Instaura-se, por conseguinte, uma rede clientelar em torno dos congressistas brasileiros. Sem este incentivo político, o parlamentar torna-se um actor de bloqueio da agenda do presidente e faz oposição ao executivo. Vigorosamente, o parlamentar tem legitimidade eleitoral para actuar contra a agenda apresentada pelo governo, na medida em que o seu mandato não está associado ao do executivo. São órgãos distintos e com agendas distintas.

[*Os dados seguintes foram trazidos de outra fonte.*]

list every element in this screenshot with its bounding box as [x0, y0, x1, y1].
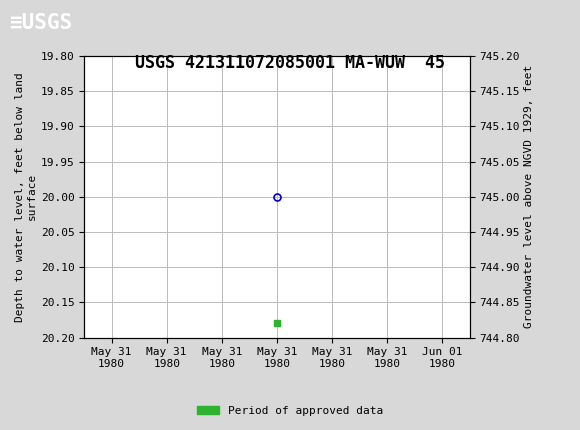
Y-axis label: Depth to water level, feet below land
surface: Depth to water level, feet below land su…: [15, 72, 37, 322]
Text: USGS 421311072085001 MA-WUW  45: USGS 421311072085001 MA-WUW 45: [135, 54, 445, 72]
Y-axis label: Groundwater level above NGVD 1929, feet: Groundwater level above NGVD 1929, feet: [524, 65, 534, 329]
Legend: Period of approved data: Period of approved data: [193, 401, 387, 420]
Text: ≡USGS: ≡USGS: [9, 12, 72, 33]
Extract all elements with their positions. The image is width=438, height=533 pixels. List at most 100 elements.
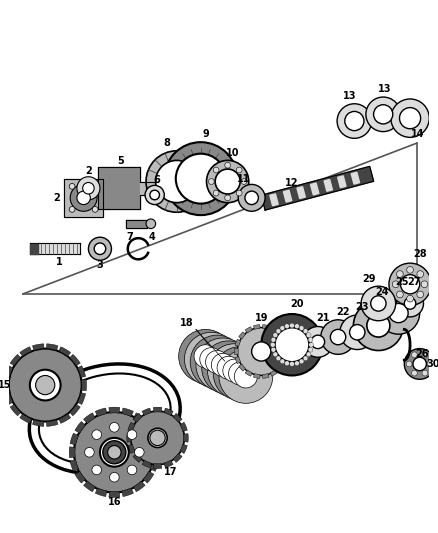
Wedge shape (262, 325, 269, 329)
Circle shape (374, 104, 393, 124)
Wedge shape (150, 460, 159, 471)
Circle shape (85, 448, 94, 457)
Circle shape (271, 337, 276, 342)
Wedge shape (164, 460, 173, 467)
Polygon shape (351, 172, 360, 184)
Wedge shape (78, 366, 85, 377)
Circle shape (371, 296, 386, 311)
Wedge shape (180, 422, 187, 431)
Circle shape (229, 362, 252, 385)
Wedge shape (150, 433, 159, 445)
Circle shape (353, 301, 403, 351)
Wedge shape (69, 447, 75, 458)
Wedge shape (10, 405, 21, 416)
Text: 27: 27 (407, 277, 420, 287)
Circle shape (238, 184, 265, 211)
Wedge shape (75, 471, 85, 483)
Circle shape (270, 342, 275, 347)
Polygon shape (140, 182, 158, 195)
Circle shape (311, 335, 325, 349)
Circle shape (245, 191, 258, 205)
Wedge shape (46, 420, 58, 426)
Circle shape (241, 179, 247, 184)
Text: 3: 3 (96, 260, 103, 270)
Circle shape (70, 184, 97, 211)
Circle shape (110, 423, 119, 432)
Wedge shape (282, 357, 287, 364)
Wedge shape (70, 460, 79, 471)
Wedge shape (142, 408, 151, 416)
Circle shape (285, 324, 290, 329)
Wedge shape (180, 445, 187, 454)
Circle shape (213, 167, 219, 173)
Wedge shape (153, 447, 159, 458)
Circle shape (303, 327, 333, 357)
Circle shape (225, 195, 230, 201)
Circle shape (367, 314, 390, 337)
Circle shape (164, 142, 237, 215)
Circle shape (146, 151, 208, 212)
Circle shape (273, 352, 278, 357)
Circle shape (92, 430, 102, 439)
Circle shape (155, 160, 198, 203)
Text: 8: 8 (164, 138, 170, 148)
Circle shape (271, 348, 276, 352)
Polygon shape (126, 220, 147, 228)
Circle shape (299, 326, 304, 330)
Wedge shape (235, 340, 241, 346)
Circle shape (100, 438, 129, 467)
Text: 14: 14 (411, 128, 424, 139)
Circle shape (396, 291, 403, 298)
Circle shape (74, 412, 155, 492)
Wedge shape (59, 347, 71, 357)
Wedge shape (128, 445, 135, 454)
Circle shape (207, 160, 249, 203)
Circle shape (202, 341, 255, 394)
Wedge shape (173, 454, 182, 463)
Text: 2: 2 (53, 193, 60, 203)
Circle shape (421, 281, 428, 288)
Wedge shape (164, 408, 173, 416)
Text: 12: 12 (285, 179, 299, 189)
Wedge shape (5, 366, 13, 377)
Wedge shape (270, 327, 277, 333)
Circle shape (237, 167, 242, 173)
Polygon shape (30, 243, 80, 254)
Polygon shape (297, 187, 305, 198)
Wedge shape (10, 354, 21, 366)
Circle shape (276, 329, 281, 334)
Circle shape (77, 191, 90, 205)
Wedge shape (84, 413, 95, 424)
Wedge shape (127, 434, 132, 442)
Wedge shape (20, 347, 32, 357)
Wedge shape (32, 420, 44, 426)
Wedge shape (20, 414, 32, 423)
Wedge shape (143, 422, 154, 433)
Circle shape (330, 329, 346, 345)
Circle shape (176, 154, 226, 204)
Circle shape (9, 349, 82, 422)
Text: 21: 21 (316, 313, 329, 323)
Circle shape (280, 326, 285, 330)
Text: 18: 18 (180, 318, 193, 328)
Wedge shape (133, 414, 142, 422)
Wedge shape (245, 327, 252, 333)
Circle shape (280, 359, 285, 364)
Circle shape (69, 206, 75, 212)
Circle shape (184, 332, 238, 386)
Text: 10: 10 (226, 148, 239, 158)
Circle shape (223, 359, 246, 382)
Circle shape (309, 342, 314, 347)
Circle shape (337, 104, 372, 139)
Polygon shape (338, 176, 346, 188)
Circle shape (275, 327, 309, 362)
Polygon shape (64, 179, 103, 217)
Text: 4: 4 (148, 232, 155, 242)
Text: 1: 1 (56, 257, 63, 267)
Polygon shape (30, 244, 38, 254)
Text: 13: 13 (343, 91, 357, 101)
Circle shape (219, 350, 273, 403)
Circle shape (306, 352, 311, 357)
Circle shape (350, 325, 365, 340)
Wedge shape (153, 464, 162, 469)
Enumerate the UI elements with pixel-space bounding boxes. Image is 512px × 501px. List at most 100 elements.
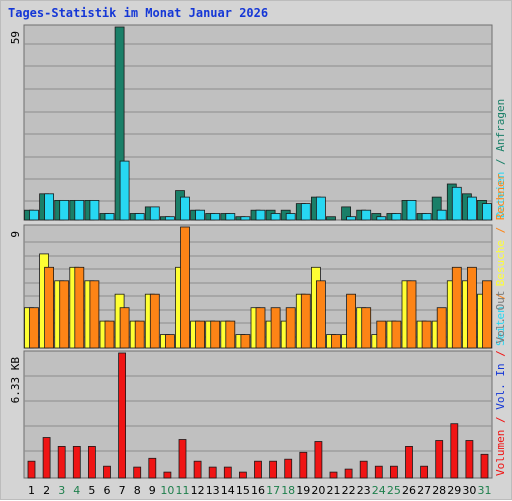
bar-hits-dateien-day-16 [255, 209, 266, 221]
bar-volume-volumen-day-2 [42, 437, 51, 479]
bar-hits-dateien-day-12 [195, 209, 206, 221]
bar-visits-rechner-day-14 [225, 320, 236, 349]
bar-hits-dateien-day-3 [59, 199, 70, 221]
bar-visits-rechner-day-10 [164, 334, 175, 349]
bar-visits-rechner-day-8 [134, 320, 145, 349]
bar-visits-rechner-day-23 [361, 307, 372, 349]
bar-visits-rechner-day-17 [270, 307, 281, 349]
day-tick-label: 21 [327, 484, 341, 497]
bar-visits-rechner-day-3 [59, 280, 70, 349]
bar-hits-dateien-day-22 [346, 216, 357, 221]
bar-hits-dateien-day-15 [240, 216, 251, 221]
bar-visits-rechner-day-7 [119, 307, 130, 349]
legend-part: Volumen [494, 430, 507, 476]
day-tick-label: 23 [357, 484, 371, 497]
legend-part: Dateien [494, 172, 507, 218]
day-tick-label: 17 [266, 484, 280, 497]
axis-max-label: 59 [9, 31, 22, 44]
bar-hits-dateien-day-10 [164, 216, 175, 221]
legend-part: Vol. In [494, 363, 507, 409]
legend-part: / [494, 286, 507, 306]
legend-part: Besuche [494, 240, 507, 286]
bar-visits-rechner-day-13 [210, 320, 221, 349]
bar-visits-rechner-day-26 [406, 280, 417, 349]
bar-hits-dateien-day-5 [89, 199, 100, 221]
day-tick-label: 8 [134, 484, 141, 497]
bar-volume-volumen-day-12 [193, 460, 202, 479]
day-tick-label: 4 [73, 484, 80, 497]
legend-part: / [494, 152, 507, 172]
bar-volume-volumen-day-15 [238, 471, 247, 479]
bar-volume-volumen-day-16 [254, 460, 262, 479]
bar-volume-volumen-day-8 [133, 466, 142, 479]
bar-visits-rechner-day-5 [89, 280, 100, 349]
panel-background [23, 350, 493, 479]
day-tick-label: 10 [160, 484, 174, 497]
bar-visits-rechner-day-16 [255, 307, 266, 349]
bar-hits-dateien-day-27 [421, 213, 432, 221]
bar-volume-volumen-day-13 [208, 466, 217, 479]
bar-visits-rechner-day-20 [315, 280, 326, 349]
bar-volume-volumen-day-7 [118, 352, 126, 479]
bar-visits-rechner-day-21 [331, 334, 341, 349]
day-tick-label: 31 [478, 484, 492, 497]
day-tick-label: 14 [221, 484, 235, 497]
day-tick-label: 3 [58, 484, 65, 497]
bar-visits-rechner-day-1 [29, 307, 39, 349]
bar-hits-anfragen-day-21 [326, 216, 336, 221]
legend-part: / [494, 220, 507, 240]
bar-visits-rechner-day-25 [391, 320, 402, 349]
series-legend-label: Volumen / Vol. In / Vol. Out [494, 291, 507, 476]
bar-hits-dateien-day-6 [104, 213, 115, 221]
bar-volume-volumen-day-6 [103, 465, 111, 479]
day-tick-label: 30 [462, 484, 476, 497]
series-legend-label: Seiten / Besuche / Rechner [494, 173, 507, 346]
bar-visits-rechner-day-18 [285, 307, 296, 349]
bar-hits-anfragen-day-22 [341, 206, 352, 221]
legend-part: Seiten [494, 306, 507, 346]
bar-volume-volumen-day-31 [480, 453, 489, 479]
day-tick-label: 13 [206, 484, 220, 497]
bar-visits-rechner-day-2 [44, 266, 54, 349]
day-tick-label: 6 [104, 484, 111, 497]
bar-volume-volumen-day-20 [314, 441, 323, 479]
bar-hits-dateien-day-4 [74, 199, 85, 221]
bar-visits-rechner-day-4 [74, 266, 85, 349]
bar-visits-rechner-day-19 [300, 293, 311, 349]
bar-volume-volumen-day-18 [284, 458, 293, 479]
bar-volume-volumen-day-27 [420, 465, 429, 479]
bar-hits-anfragen-day-7 [114, 26, 125, 221]
bar-hits-dateien-day-20 [315, 196, 326, 221]
bar-visits-rechner-day-30 [466, 266, 477, 349]
day-tick-label: 22 [342, 484, 356, 497]
panel-visits: 9 Seiten / Besuche / Rechner [9, 173, 507, 349]
bar-hits-dateien-day-25 [391, 213, 402, 221]
bar-hits-dateien-day-18 [285, 213, 296, 221]
series-legend-label: Dateien / Anfragen [494, 99, 507, 218]
bar-visits-rechner-day-22 [346, 293, 357, 349]
bar-hits-dateien-day-29 [451, 186, 462, 221]
axis-max-label: 9 [9, 231, 22, 238]
legend-part: Vol. Out [494, 291, 507, 344]
day-tick-label: 12 [191, 484, 205, 497]
bar-hits-dateien-day-19 [300, 203, 311, 221]
bar-visits-rechner-day-6 [104, 320, 115, 349]
bar-visits-rechner-day-15 [240, 334, 251, 349]
legend-part: Anfragen [494, 99, 507, 152]
legend-part: Rechner [494, 173, 507, 220]
chart-title: Tages-Statistik im Monat Januar 2026 [8, 6, 269, 20]
bar-hits-dateien-day-2 [44, 193, 54, 221]
bar-hits-dateien-day-26 [406, 199, 417, 221]
bar-hits-dateien-day-9 [149, 206, 160, 221]
bar-hits-dateien-day-13 [210, 213, 221, 221]
bar-volume-volumen-day-4 [72, 445, 81, 479]
bar-volume-volumen-day-17 [269, 460, 278, 479]
day-tick-label: 28 [432, 484, 446, 497]
day-tick-label: 1 [28, 484, 35, 497]
bar-volume-volumen-day-22 [344, 468, 353, 479]
bar-volume-volumen-day-9 [148, 457, 157, 479]
bar-volume-volumen-day-11 [178, 439, 187, 479]
bar-volume-volumen-day-28 [435, 440, 444, 479]
bar-visits-rechner-day-24 [376, 320, 387, 349]
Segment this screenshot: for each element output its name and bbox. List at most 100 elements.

Ou seja, aplica-se o princípio de checks and balances, típico do desenho institucional presidencialista.

Podemos, assim, sintetizar que a articulação política procura ser um meio eficiente e eficaz de criar condições de governabilidade num sistema de checks and balances ou de fragmentação partidária, com três ou mais partidos, onde a agenda do governo unipessoal depende obrigatoriamente da aprovação do parlamento.

No entanto, hoje utiliza-se este conceito de uma forma lata e extensiva. Por exemplo, os jornalistas portugueses descrevem que o Governo de António Costa apresenta uma fraca ou nenhuma coordenação e articulação política no seio do próprio Governo. O que acaba por gerar um desgaste e fragiliza mediaticamente o governo.

A coordenação e a articulação política pressupõem, desde logo, que o governo é uma orquestra e os seus membros são músicos que devem interpretar, magistral e harmoniosamente, qualquer tipo de sinfonia. Assim sendo, a governabilidade representa, acima de tudo, eliminar as contradições e tensões entre as diferentes sensibilidades do governo. Ou seja, a democracia não deve existir dentro de um governo plural, visto que tal seria entendido como desarticulação política.

Vejamos, por exemplo, o caso do debate entre a Ministra Marina Silva, com a pasta do ambiente, e o Ministro Alexandre Silveira, com a pasta de Minas e Energia, ambos do governo de Lula da Silva. O ministério liderado por Marina Silva negou, através do IBAMA, a licença para a perfuração de um poço exploratório requerida pela Petrobras, na chamada margem equatorial na foz do rio Amazonas, opondo-se, assim, ao Ministro Silveira e à Petrobras, que defendem a exploração de petróleo na região.

Esta tensão acaba por evidenciar que o Governo encerra, em si, contradições e essas tensões servem como um elemento essencial para evitar um governo preso a uma eficácia presente e sem pensar numa agenda futura, onde questões de longo prazo também devem ser atendidas, sobretudo no que diz respeito ao meio ambiente e aos recursos necessários às gerações vindouras. A chamada desarticulação política pode representar governos compostos por ministros pensantes e dotados de espírito crítico e pode, muitas vezes, significar ganhos para o bem-estar colectivo.

O autor escreve de acordo com a antiga ortografia.